SÉRIE D’ÉTÉ (2/3) – Cet été, Delighted se penche chaque semaine sur un label historique. A l’affiche cette semaine, la maison de disques H-Productions. Portrait aujourd’hui de son fondateur, Cari Lekebusch. Un producteur à la discographie vertigineuse.

Il a encore la dégaine d’un adolescent. Silhouette fine, sweatshirt de skateur, casquette ricaine et sacoche Manhattan. Derrière ses platines ou dans son studio, il garde d’ailleurs la même excitation qu’un môme. Cari Lekebusch a la cinquantaine en point de mire, et un des discographies les plus denses des DJs en activité. Le Suédois n’a pas de secret : il reconnaît ouvrir la porte de son studio une fois par jour. Quant aux dates, il les espace au maximum.

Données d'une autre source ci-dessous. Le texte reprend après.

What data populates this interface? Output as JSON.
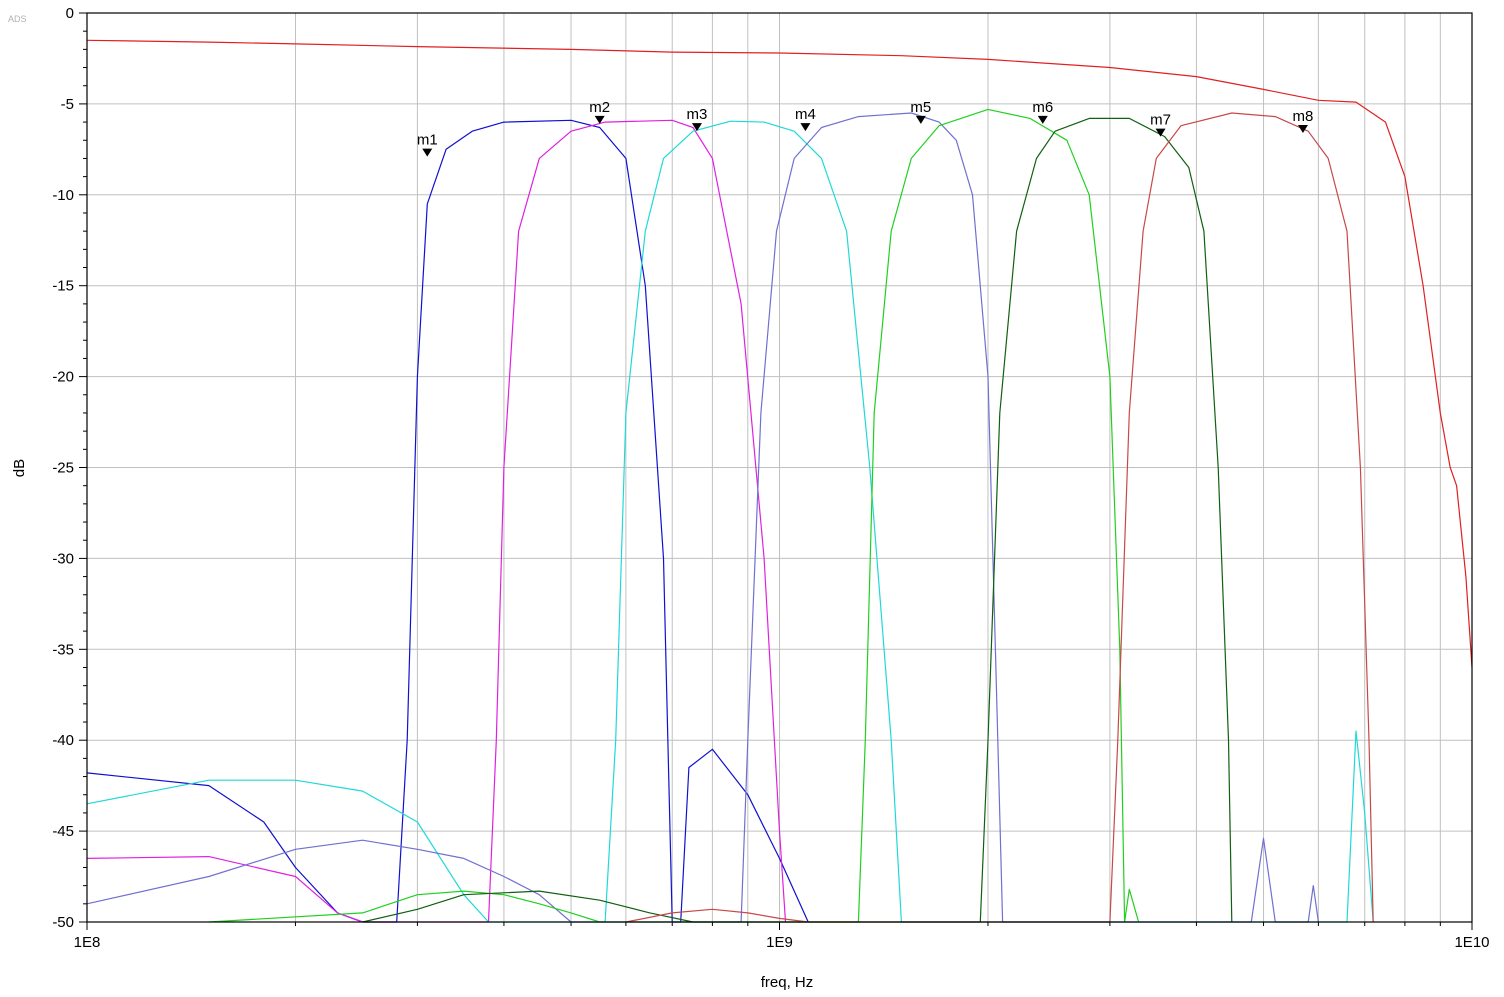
{
  "app": {
    "logo": "ADS"
  },
  "chart_data": {
    "type": "line",
    "xlabel": "freq, Hz",
    "ylabel": "dB",
    "xscale": "log",
    "xlim": [
      100000000,
      10000000000
    ],
    "ylim": [
      -50,
      0
    ],
    "grid": true,
    "xticks": [
      {
        "value": 100000000,
        "label": "1E8"
      },
      {
        "value": 1000000000,
        "label": "1E9"
      },
      {
        "value": 10000000000,
        "label": "1E10"
      }
    ],
    "yticks": [
      {
        "value": 0,
        "label": "0"
      },
      {
        "value": -5,
        "label": "-5"
      },
      {
        "value": -10,
        "label": "-10"
      },
      {
        "value": -15,
        "label": "-15"
      },
      {
        "value": -20,
        "label": "-20"
      },
      {
        "value": -25,
        "label": "-25"
      },
      {
        "value": -30,
        "label": "-30"
      },
      {
        "value": -35,
        "label": "-35"
      },
      {
        "value": -40,
        "label": "-40"
      },
      {
        "value": -45,
        "label": "-45"
      },
      {
        "value": -50,
        "label": "-50"
      }
    ],
    "series": [
      {
        "color": "#e02020",
        "points": [
          [
            100000000,
            -1.5
          ],
          [
            150000000,
            -1.6
          ],
          [
            200000000,
            -1.7
          ],
          [
            300000000,
            -1.85
          ],
          [
            500000000,
            -2.0
          ],
          [
            700000000,
            -2.15
          ],
          [
            1000000000,
            -2.2
          ],
          [
            1500000000,
            -2.35
          ],
          [
            2000000000,
            -2.55
          ],
          [
            3000000000,
            -3.0
          ],
          [
            4000000000,
            -3.5
          ],
          [
            5000000000,
            -4.2
          ],
          [
            6000000000,
            -4.8
          ],
          [
            6800000000,
            -4.9
          ],
          [
            7500000000,
            -6.0
          ],
          [
            8000000000,
            -9.0
          ],
          [
            8500000000,
            -15.0
          ],
          [
            9000000000,
            -22.0
          ],
          [
            9300000000,
            -25.0
          ],
          [
            9500000000,
            -26.0
          ],
          [
            9800000000,
            -31.0
          ],
          [
            10000000000,
            -36.0
          ]
        ]
      },
      {
        "color": "#1010d0",
        "points": [
          [
            100000000,
            -41.8
          ],
          [
            150000000,
            -42.5
          ],
          [
            180000000,
            -44.5
          ],
          [
            200000000,
            -47.0
          ],
          [
            230000000,
            -49.5
          ],
          [
            250000000,
            -50.0
          ],
          [
            280000000,
            -50.0
          ],
          [
            290000000,
            -40.0
          ],
          [
            300000000,
            -20.0
          ],
          [
            310000000,
            -10.5
          ],
          [
            330000000,
            -7.5
          ],
          [
            360000000,
            -6.5
          ],
          [
            400000000,
            -6.0
          ],
          [
            500000000,
            -5.9
          ],
          [
            550000000,
            -6.3
          ],
          [
            600000000,
            -8.0
          ],
          [
            640000000,
            -15.0
          ],
          [
            680000000,
            -30.0
          ],
          [
            700000000,
            -50.0
          ],
          [
            720000000,
            -50.0
          ],
          [
            740000000,
            -41.5
          ],
          [
            800000000,
            -40.5
          ],
          [
            900000000,
            -43.0
          ],
          [
            1000000000,
            -46.5
          ],
          [
            1100000000,
            -50.0
          ]
        ]
      },
      {
        "color": "#e020e0",
        "points": [
          [
            100000000,
            -46.5
          ],
          [
            150000000,
            -46.4
          ],
          [
            200000000,
            -47.5
          ],
          [
            230000000,
            -49.5
          ],
          [
            250000000,
            -50.0
          ],
          [
            380000000,
            -50.0
          ],
          [
            390000000,
            -40.0
          ],
          [
            400000000,
            -25.0
          ],
          [
            420000000,
            -12.0
          ],
          [
            450000000,
            -8.0
          ],
          [
            500000000,
            -6.5
          ],
          [
            560000000,
            -6.0
          ],
          [
            700000000,
            -5.9
          ],
          [
            750000000,
            -6.3
          ],
          [
            800000000,
            -8.0
          ],
          [
            880000000,
            -16.0
          ],
          [
            950000000,
            -30.0
          ],
          [
            1000000000,
            -45.0
          ],
          [
            1020000000,
            -50.0
          ]
        ]
      },
      {
        "color": "#20d8d8",
        "points": [
          [
            100000000,
            -43.5
          ],
          [
            150000000,
            -42.2
          ],
          [
            200000000,
            -42.2
          ],
          [
            250000000,
            -42.8
          ],
          [
            300000000,
            -44.5
          ],
          [
            350000000,
            -48.5
          ],
          [
            380000000,
            -50.0
          ],
          [
            560000000,
            -50.0
          ],
          [
            580000000,
            -40.0
          ],
          [
            600000000,
            -22.0
          ],
          [
            640000000,
            -12.0
          ],
          [
            680000000,
            -8.0
          ],
          [
            750000000,
            -6.5
          ],
          [
            850000000,
            -5.95
          ],
          [
            950000000,
            -6.0
          ],
          [
            1050000000,
            -6.5
          ],
          [
            1150000000,
            -8.0
          ],
          [
            1250000000,
            -12.0
          ],
          [
            1350000000,
            -25.0
          ],
          [
            1450000000,
            -40.0
          ],
          [
            1500000000,
            -50.0
          ],
          [
            6600000000,
            -50.0
          ],
          [
            6800000000,
            -39.5
          ],
          [
            7000000000,
            -44.0
          ],
          [
            7200000000,
            -50.0
          ]
        ]
      },
      {
        "color": "#7070d0",
        "points": [
          [
            100000000,
            -49.0
          ],
          [
            150000000,
            -47.5
          ],
          [
            200000000,
            -46.0
          ],
          [
            250000000,
            -45.5
          ],
          [
            300000000,
            -46.0
          ],
          [
            350000000,
            -46.5
          ],
          [
            400000000,
            -47.5
          ],
          [
            450000000,
            -48.5
          ],
          [
            500000000,
            -50.0
          ],
          [
            880000000,
            -50.0
          ],
          [
            900000000,
            -40.0
          ],
          [
            940000000,
            -22.0
          ],
          [
            990000000,
            -12.0
          ],
          [
            1050000000,
            -8.0
          ],
          [
            1150000000,
            -6.3
          ],
          [
            1300000000,
            -5.7
          ],
          [
            1550000000,
            -5.5
          ],
          [
            1700000000,
            -6.0
          ],
          [
            1800000000,
            -7.0
          ],
          [
            1900000000,
            -10.0
          ],
          [
            2000000000,
            -20.0
          ],
          [
            2050000000,
            -35.0
          ],
          [
            2100000000,
            -50.0
          ],
          [
            4800000000,
            -50.0
          ],
          [
            5000000000,
            -45.4
          ],
          [
            5200000000,
            -50.0
          ],
          [
            5800000000,
            -50.0
          ],
          [
            5900000000,
            -48.0
          ],
          [
            6000000000,
            -50.0
          ]
        ]
      },
      {
        "color": "#20d020",
        "points": [
          [
            150000000,
            -50.0
          ],
          [
            250000000,
            -49.5
          ],
          [
            300000000,
            -48.5
          ],
          [
            350000000,
            -48.3
          ],
          [
            400000000,
            -48.5
          ],
          [
            450000000,
            -49.0
          ],
          [
            500000000,
            -49.5
          ],
          [
            550000000,
            -50.0
          ],
          [
            1300000000,
            -50.0
          ],
          [
            1330000000,
            -40.0
          ],
          [
            1370000000,
            -22.0
          ],
          [
            1450000000,
            -12.0
          ],
          [
            1550000000,
            -8.0
          ],
          [
            1700000000,
            -6.2
          ],
          [
            2000000000,
            -5.3
          ],
          [
            2300000000,
            -5.8
          ],
          [
            2600000000,
            -7.0
          ],
          [
            2800000000,
            -10.0
          ],
          [
            3000000000,
            -20.0
          ],
          [
            3100000000,
            -35.0
          ],
          [
            3150000000,
            -50.0
          ],
          [
            3200000000,
            -48.2
          ],
          [
            3300000000,
            -50.0
          ]
        ]
      },
      {
        "color": "#106010",
        "points": [
          [
            250000000,
            -50.0
          ],
          [
            300000000,
            -49.3
          ],
          [
            350000000,
            -48.5
          ],
          [
            450000000,
            -48.3
          ],
          [
            550000000,
            -48.8
          ],
          [
            650000000,
            -49.5
          ],
          [
            750000000,
            -50.0
          ],
          [
            1950000000,
            -50.0
          ],
          [
            2000000000,
            -40.0
          ],
          [
            2080000000,
            -22.0
          ],
          [
            2200000000,
            -12.0
          ],
          [
            2350000000,
            -8.0
          ],
          [
            2500000000,
            -6.5
          ],
          [
            2800000000,
            -5.8
          ],
          [
            3200000000,
            -5.8
          ],
          [
            3600000000,
            -6.8
          ],
          [
            3900000000,
            -8.5
          ],
          [
            4100000000,
            -12.0
          ],
          [
            4300000000,
            -25.0
          ],
          [
            4450000000,
            -40.0
          ],
          [
            4500000000,
            -50.0
          ]
        ]
      },
      {
        "color": "#c84848",
        "points": [
          [
            600000000,
            -50.0
          ],
          [
            700000000,
            -49.5
          ],
          [
            800000000,
            -49.3
          ],
          [
            900000000,
            -49.5
          ],
          [
            1000000000,
            -49.8
          ],
          [
            1100000000,
            -50.0
          ],
          [
            3000000000,
            -50.0
          ],
          [
            3080000000,
            -40.0
          ],
          [
            3200000000,
            -22.0
          ],
          [
            3350000000,
            -12.0
          ],
          [
            3500000000,
            -8.0
          ],
          [
            3800000000,
            -6.2
          ],
          [
            4500000000,
            -5.5
          ],
          [
            5200000000,
            -5.7
          ],
          [
            5800000000,
            -6.5
          ],
          [
            6200000000,
            -8.0
          ],
          [
            6600000000,
            -12.0
          ],
          [
            6900000000,
            -25.0
          ],
          [
            7100000000,
            -40.0
          ],
          [
            7200000000,
            -50.0
          ]
        ]
      }
    ],
    "markers": [
      {
        "name": "m1",
        "x": 310000000,
        "y": -7.9
      },
      {
        "name": "m2",
        "x": 550000000,
        "y": -6.1
      },
      {
        "name": "m3",
        "x": 760000000,
        "y": -6.5
      },
      {
        "name": "m4",
        "x": 1090000000,
        "y": -6.5
      },
      {
        "name": "m5",
        "x": 1600000000,
        "y": -6.1
      },
      {
        "name": "m6",
        "x": 2400000000,
        "y": -6.1
      },
      {
        "name": "m7",
        "x": 3550000000,
        "y": -6.8
      },
      {
        "name": "m8",
        "x": 5700000000,
        "y": -6.6
      }
    ]
  }
}
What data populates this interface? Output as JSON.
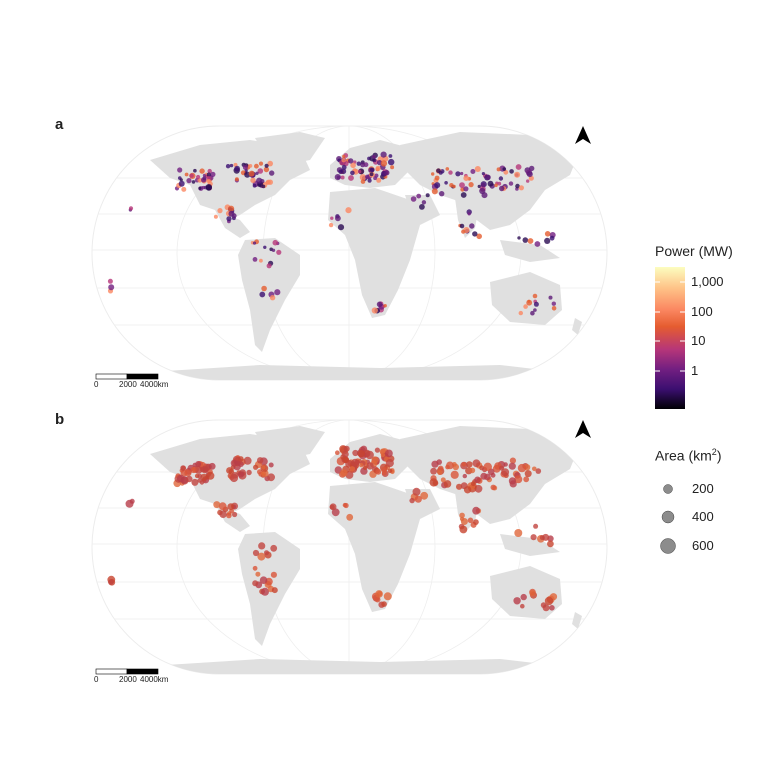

D’ailleurs, Cari ne se sent pas « DJ ». Il est producteur. Et dès le début des années 90, il collectionne les machines dans son studio baptisé H. Productions Headquarters. Y naîtront la majorité des sorties du label H-Productions, et de belles collaborations. Cari aime passer du temps en studio avec ses copains. La musique est une question d’amitié. Et surtout l’occasion d’une belle marrade là où certains – aujourd’hui surtout- prennent la chose bien trop au sérieux.

Le secret d’un bon label? L’intimité

Cari Lekebusch incarne à lui seul H-Productions. Il est son fondateur, gère lui-même la boutique, et il remplit presque à lui seul les bacs de vinyles H-Prods. Sa discographie donne le vertige, et il reste très prudent sur les signatures de son label. Cari explique d’ailleurs volontiers que choisir un label, c’est s’entourer d’une famille. Et qu’on ne la quitte plus. il expliquait ainsi dans une interview il y a quelques années : « Choisir son label est primordial. Il faut se poser un tas de questions : Est-ce que c’est le bon label pour moi ? Est-ce qu’ils vont vouloir bosser avec moi pour cinq ou dix ans ? »

Pour Cari, on n’envoie pas ses démos à l’aveugle. D’ailleurs à Stockholm, c’est chose impossible. Il poursuit : « Stockholm est une petite ville, et tu entends vite parler des gens, tu les rencontres. Mais moins il y a de monde dans un label, plus tu gagnes en coopération. »

Une idée, un label. C’est aussi la philosophie de Lekebusch qui crée des petites sœurs à H-Productions. Un peu de Hip-Hop ? Il crée Grundtakt. Des DJ-Tools « hard » et « funky » fait maison ? il lance Kaun Trax.

« Swedish Techno »

Et Lekebusch devient l’ambassadeur d’une techno suédoise fleurissante. On parle alors d’une « Swedish Techno », reflet des productions de Planet Rythm, Code Red et H-Productions. Une musique sombre, underground. La techno venant d’une cave qui serait à ciel ouvert. Pas un producteur suédois qui ne justifie sa musique par les forêts qui les entourent. Et par une nuit presque constante en hiver. Un climat qui conserve bien.

La musique de Lekebusch ne prend pas une ride. Et lui continue de s’amuser, pratiquant le studio comme un écrivain ne se sépare jamais de son texte : un petit peu, tous les jours. « Le malheur des hommes vient d’une chose, écrivait Pascal, c’est de pas savoir demeurer en repos dans une chambre. » Sortez votre copie double, vous avez deux heures.